A (Military) Plan for Darfur?

Darfur activists are getting more muscular in their prescriptions for ending the genocide in Sudan. In a March 13 column, Nicholas Kristof documented this new zeitgeist. Assuming that such activists are well represented among Kristof readers, and judging by the feedback he received, it seems the lack of progress toward peace in Sudan has made Darfur watchers downright hawkish:

Six weeks ago, I invited readers to send in their own suggestions for what we should do about Darfur, and the result was a deluge of proposals from all over the world.

The common thread was a far more muscular approach. Several readers suggested that we should dispatch a private force — supplied by a military contractor like Blackwater USA — to fight the janjaweed militia.

Many readers also recommended that we supply arms to Darfur refugees or rebel groups. Some people suggested that we blockade Port Sudan, through which Sudan exports oil.

Many also wanted a much tougher approach toward China, which has protected Sudan diplomatically. Some advocated a boycott of all Chinese products, while others favor a boycott of the Beijing Olympics in 2008.

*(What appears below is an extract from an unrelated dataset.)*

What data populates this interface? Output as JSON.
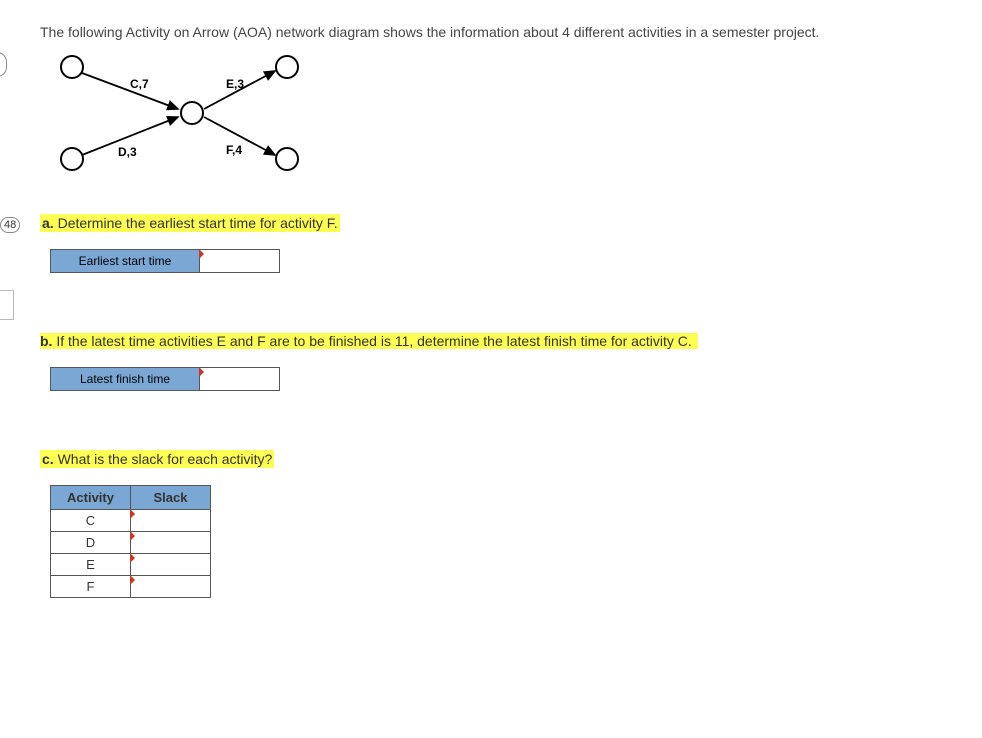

Kristof himself was less than enthusiastic about the more hawkish of these approaches. But recent news and commentary on the crisis confirms the trend among Darfur activists toward entertaining hard-power solutions, or at least the more confrontational options among soft-power solutions, such as tough economic sanctions.

Even Angelina Jolie has written of Darfur that “Ending it may well require military action.” Tony Blair came out this week in support of a no-fly zone, backed up by the threat of bombing.

And today, the Enough Project, a joint initiative of the left-leaning Center for American Progress and the International Crisis Group, released what is billed as a “comprehensive strategy” for ending the genocide in Darfur.

The group’s six-point plan includes the following measures: 1. support rebel unity; 2. build an effective peace process; 3. secure full-time, high-level U.S. diplomacy; 4. accelerate military planning and action for protection; 5. impose punitive measures now; and 6. ramp up global citizen activism.

The Enough Project advocates bolstering UN and AU peacekeeping forces, but also tentatively endorses “coercive” military means (“with the understanding that any action would at least seek U.N. Security Council approval and only act in its absence if the situation deteriorated dramatically and all other avenues had been explored”). The two coercive measures the project’s report entertains are a no-fly zone and even “non-consensual force deployment.” Of the latter, the report says:

although few nations are likely to volunteer in the present context, if the situation dramatically deteriorates in Darfur (large-scale pullout of aid agencies, increasing attacks on camps or AU forces, etc.), the debate could shift quickly and credible plans need to be in place to move troops into the theater of war quickly with a primary focus on protecting vulnerable civilian populations.

In the report’s section on punitive measures, the Enough Project criticizes the Bush administration’s actions so far on Darfur in a tone that is more neocon than liberal internationalist:

without a clear strategy of rapidly escalating pressure through a variety of economic and legal measures (which aim cumulatively for a political impact in the form of policy change in Khartoum), the deadly status quo will no doubt prevail.

It is crucial that the existing policy of gentle persuasion using all carrots and no sticks be reversed and repudiated with the utmost clarity and haste. Until now, the international community spells out an objective and tells Khartoum (and the rebels) that if there is no compliance there will be “consequences.” It is time to clearly define and impose those “consequences,” and lift them only when there is full compliance with the objective. It is a simple but powerful paradigm shift that will finally provide the international community with the leverage it lacks to press forward with the peace and protection agenda.

We haven’t read the Center for American Progress’s position papers on Iran or North Korea, for example, or even on Iraq circa 2003. But it’s a good bet they reflect less confidence in the effectiveness and wisdom of using military power than the Enough Project’s report does.

On the flip side, we haven’t seen many of those who advocated the invasion of Iraq on humanitarian grounds calling for military intervention in Darfur (Christopher Hitchens excepted).

Tony Blair once called such Clinton-era military adventures as Somalia, Bosnia, Haiti, and Yugoslavia “progressive” wars. Is the use of military power more justified when the purpose is a humanitarian one rather than the defense of selfish national interest? And how should the national interest be defined in this context?

As the United States and the world begins to think about foreign policy and international relations post-Bush, these are questions well worth pondering.